By the time you read this, we may already be at war with Syria. That’s how bad this is getting. On Friday, John Kerry laid out the administration’s case for intervention. It’s basically one of credibility – has a strange sound coming from the mouth of John Kerry, I must say, for a couple of reasons. First: that the Vietnam War, which he fought in and ultimately became a vocal opponent of, was often justified on the same grounds. Second: that we have no credibility in any meaningful sense. Whatever chimera of that was lost with the invasion of Iraq.

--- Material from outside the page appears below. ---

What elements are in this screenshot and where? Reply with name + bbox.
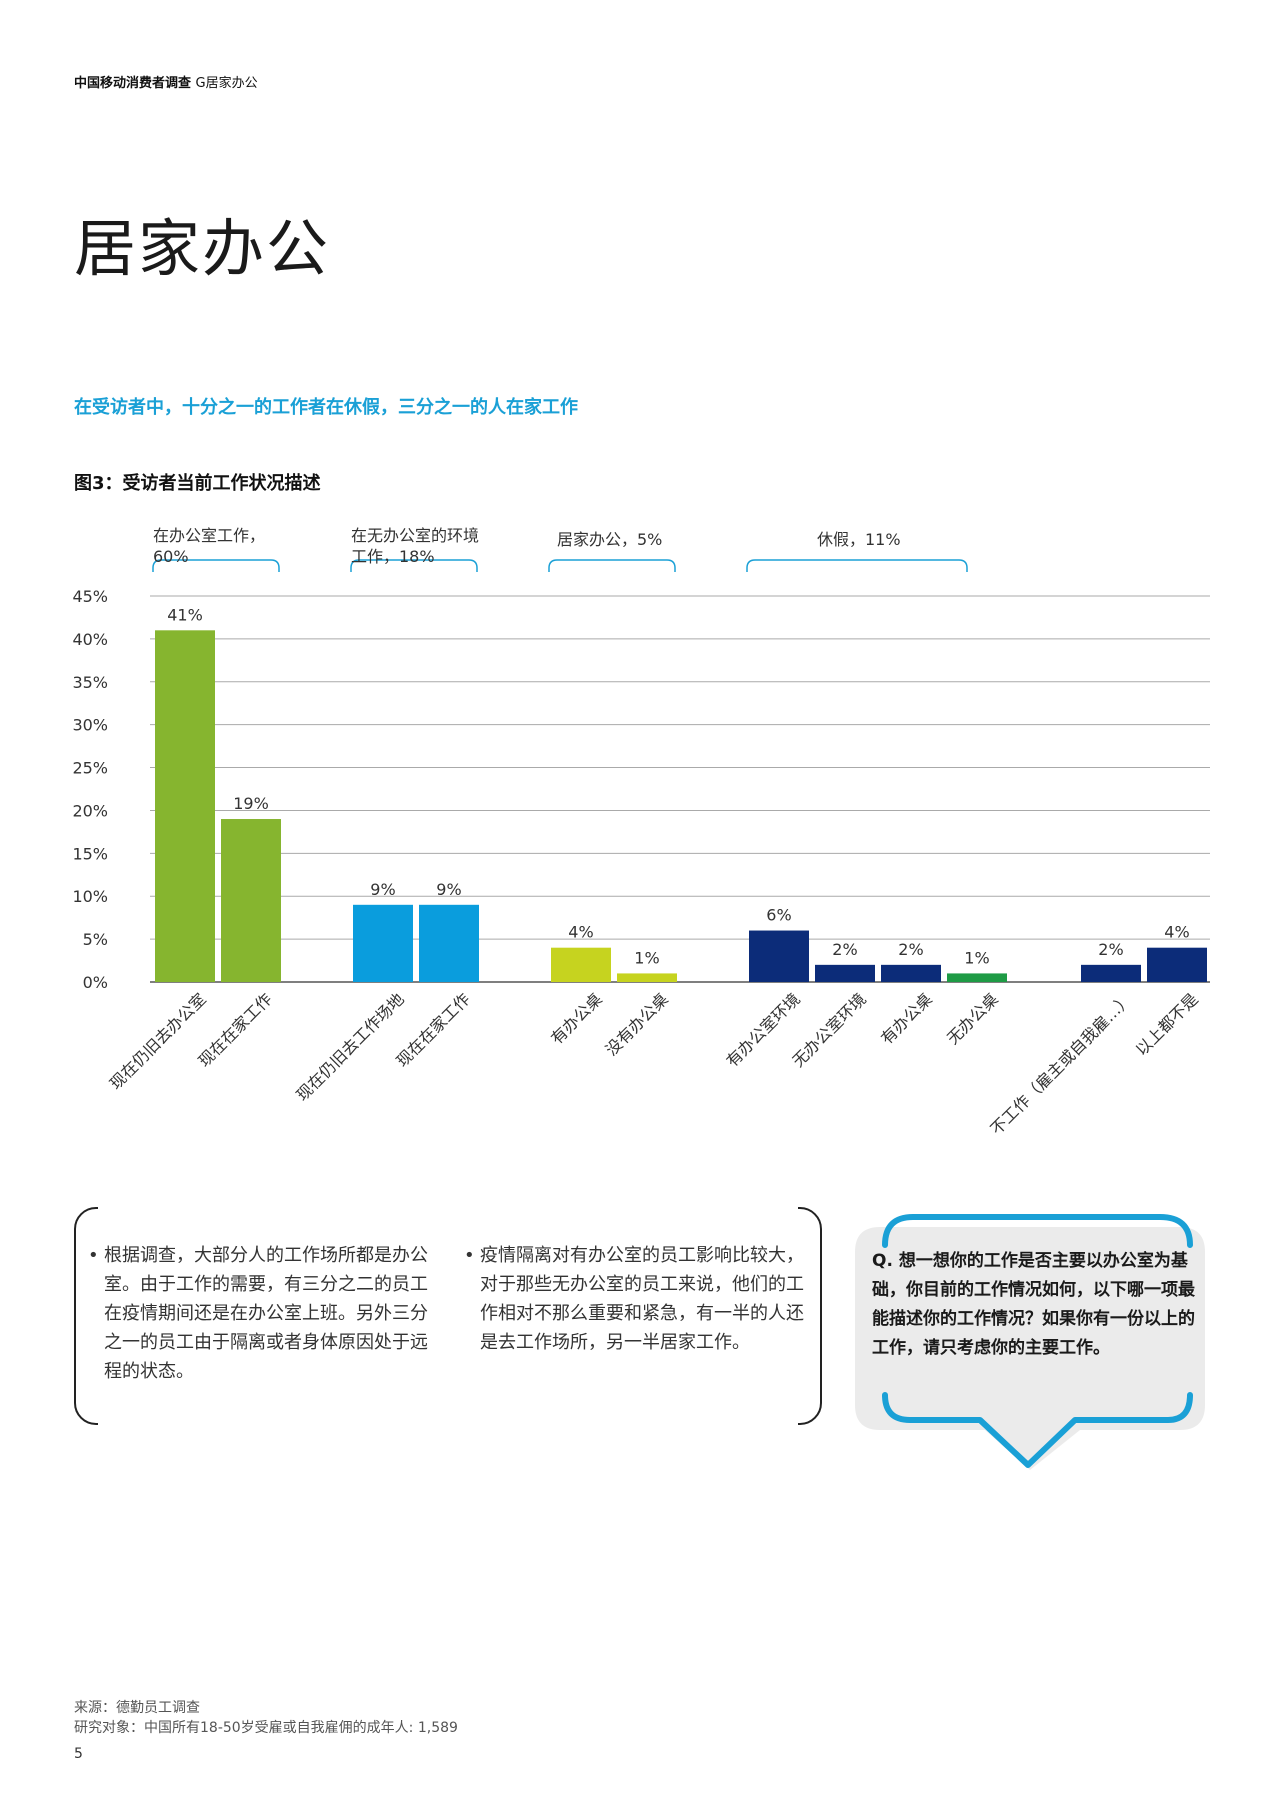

Obama drew a red line. That is what we are defending. Our action will do nothing to protect civilians in Syria. It will do nothing to tamp down the flames of civil war. Far from it, in fact … it will pour gasoline on the conflict, quite probably enabling it to spread dramatically beyond that sorry nation’s borders. All across the media, there’s this tiresome meme about how we have to do something, something to punish the Assad regime. If we allow them to get away with this, the story goes, it will embolden them to go further and embolden others to follow suit. Obama seems to think it’s just two days of bombing and then off to Switzerland. What’s wrong with this picture?
The notion that it is incumbent upon us to launch a military attack when someone kills scores of people is cracked. If that were the case, we should invade ourselves. We used white phosphorus in Falujah, but even beyond that, we killed thousands there alone in the two battles. Has anyone been held to account? Has anyone been held accountable for anything we’ve done in Iraq … or elsewhere in the world, for that matter? What kind of precedent does that impunity set? Haven’t we emboldened every tin-pot president on Earth to unilaterally attack any country at any time for any reason?
To behave as if there’s a different standard for us than there is for everyone else is just old-fashioned imperialism. That’s what this impending war is … aside from being just plain stupid.
Already, I have heard more about the numbers of killed in Syrian than I ever heard about the Iraq catastrophe. Again, no surprise. The government and the press meticulously count the victims of official enemies, but when it comes to the corpses generated by our misguided policies, we don’t do body counts. They still won’t put a realistic number on the lives lost in Iraq, hovering around the casual 30K guess Bush made in 2007 or so. I suppose once we have both legs in the mire of this conflict they will stop counting again. But for now, the statistics are useful – they are trying to push the American people closer to intervention, and it’s evident that the effort isn’t working very well. Less than one in four is in favor of intervention.